А что им препятствовало? Их индивидуальности и прошлое, их неосведомленность и страх, робость, щепетильность, неуверенность в своих правах, отсутствие опыта и непринужденности, остатки религиозных запретов, английское воспитание, сословная принадлежность и сама история. Не так уж много, если подумать. Он убрал руку, притянул ее к себе и поцеловал в губы со всей сдержанностью, на какую был сейчас способен, не давая воли языку. Он уложил ее поперек кровати, подстелив ей под голову свое предплечье, сам лег на бок, опершись на локоть той же руки, и смотрел на нее сверху. На любое их движение кровать отвечала печальным скрипом — напоминанием о побывавших здесь других новобрачных, наверное более умелых, чем они. Он подавил неожиданное желание засмеяться, когда представил их себе — торжественную очередь, протянувшуюся в коридор, вниз по лестнице, до стойки портье, в прошедшее время. Нельзя было о них думать: комедия для эротики — яд. И надо было отгонять мысль о том, что она, возможно, боится его. Если он в это поверит, то ничего не сможет сделать. Она послушно лежала в его объятии, смотрела ему в глаза, лицо у нее было размягченное и непонятно что выражало. Дышала она глубоко и ровно, как спящая. Он прошептал ее имя и снова сказал, что любит ее; она моргнула и раскрыла губы — в знак то ли согласия, то ли даже взаимности. Свободной рукой он начал стягивать с нее трусы. Она напряглась, но не сопротивлялась и приподняла или почти приподняла ягодицы над кроватью. И снова раздался звук матрасных пружин или кроватной рамы, грустный, как блеяние ягненка. Даже полностью вытянув свободную руку, он не мог стащить трусы ниже колен, другой рукой поддерживая ее голову.

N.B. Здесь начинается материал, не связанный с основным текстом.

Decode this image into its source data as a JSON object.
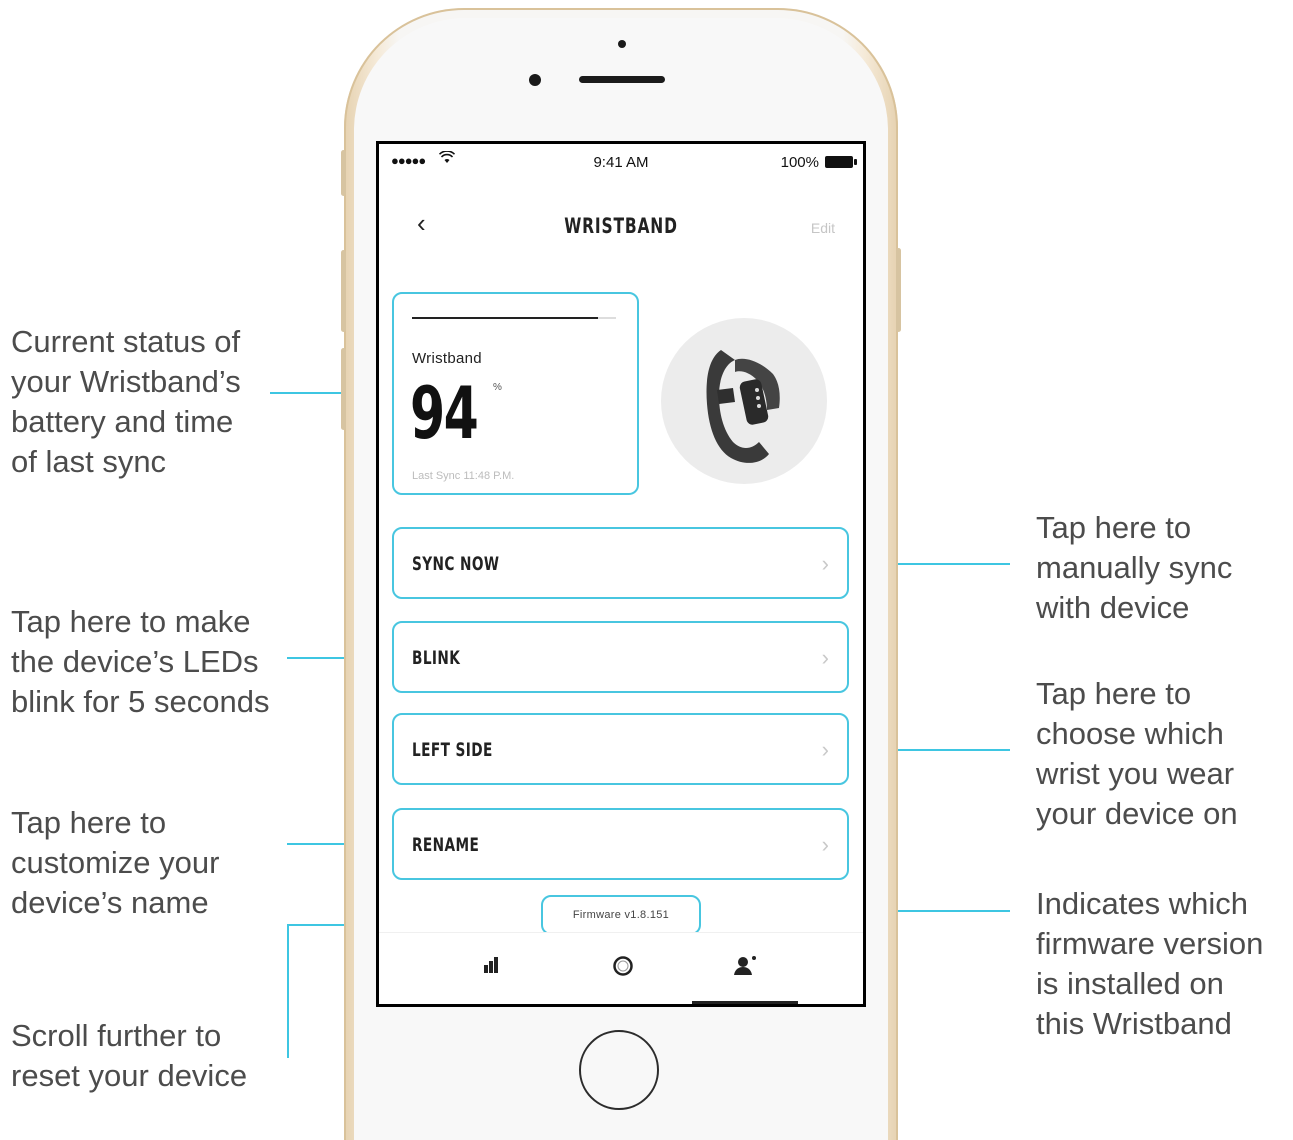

Она ему помогла, согнув ноги в коленях. Хороший знак.
Он не отваживался на еще одну попытку с молнией на платье, так что лифчик — увиденный мельком, голубой, шелковый, с тонкой кружевной оторочкой — тоже остался на месте. Вот и все с невесомыми голыми объятиями. Но она была прекрасна и так, лежа на его руке, в платье, задранном до бедер, с рассыпавшимися по покрывалу волосами. Солнечная царица! [12] Они опять поцеловались. Его мутило от желания и нерешительности. Чтобы раздеться, ему пришлось бы переменить расположение их тел с риском разрушить очарование. Ничтожное изменение, комбинация мельчайших факторов, легкие зефиры сомнения — и она может передумать. Но он твердо знал, что приступить к акту любви — к самому первому — просто расстегнув ширинку было бы бесчувственной вульгарностью. И невежливо.
12
Так называют иногда Нефертити, жену фараона Эхнатона, который ввел культ Солнца.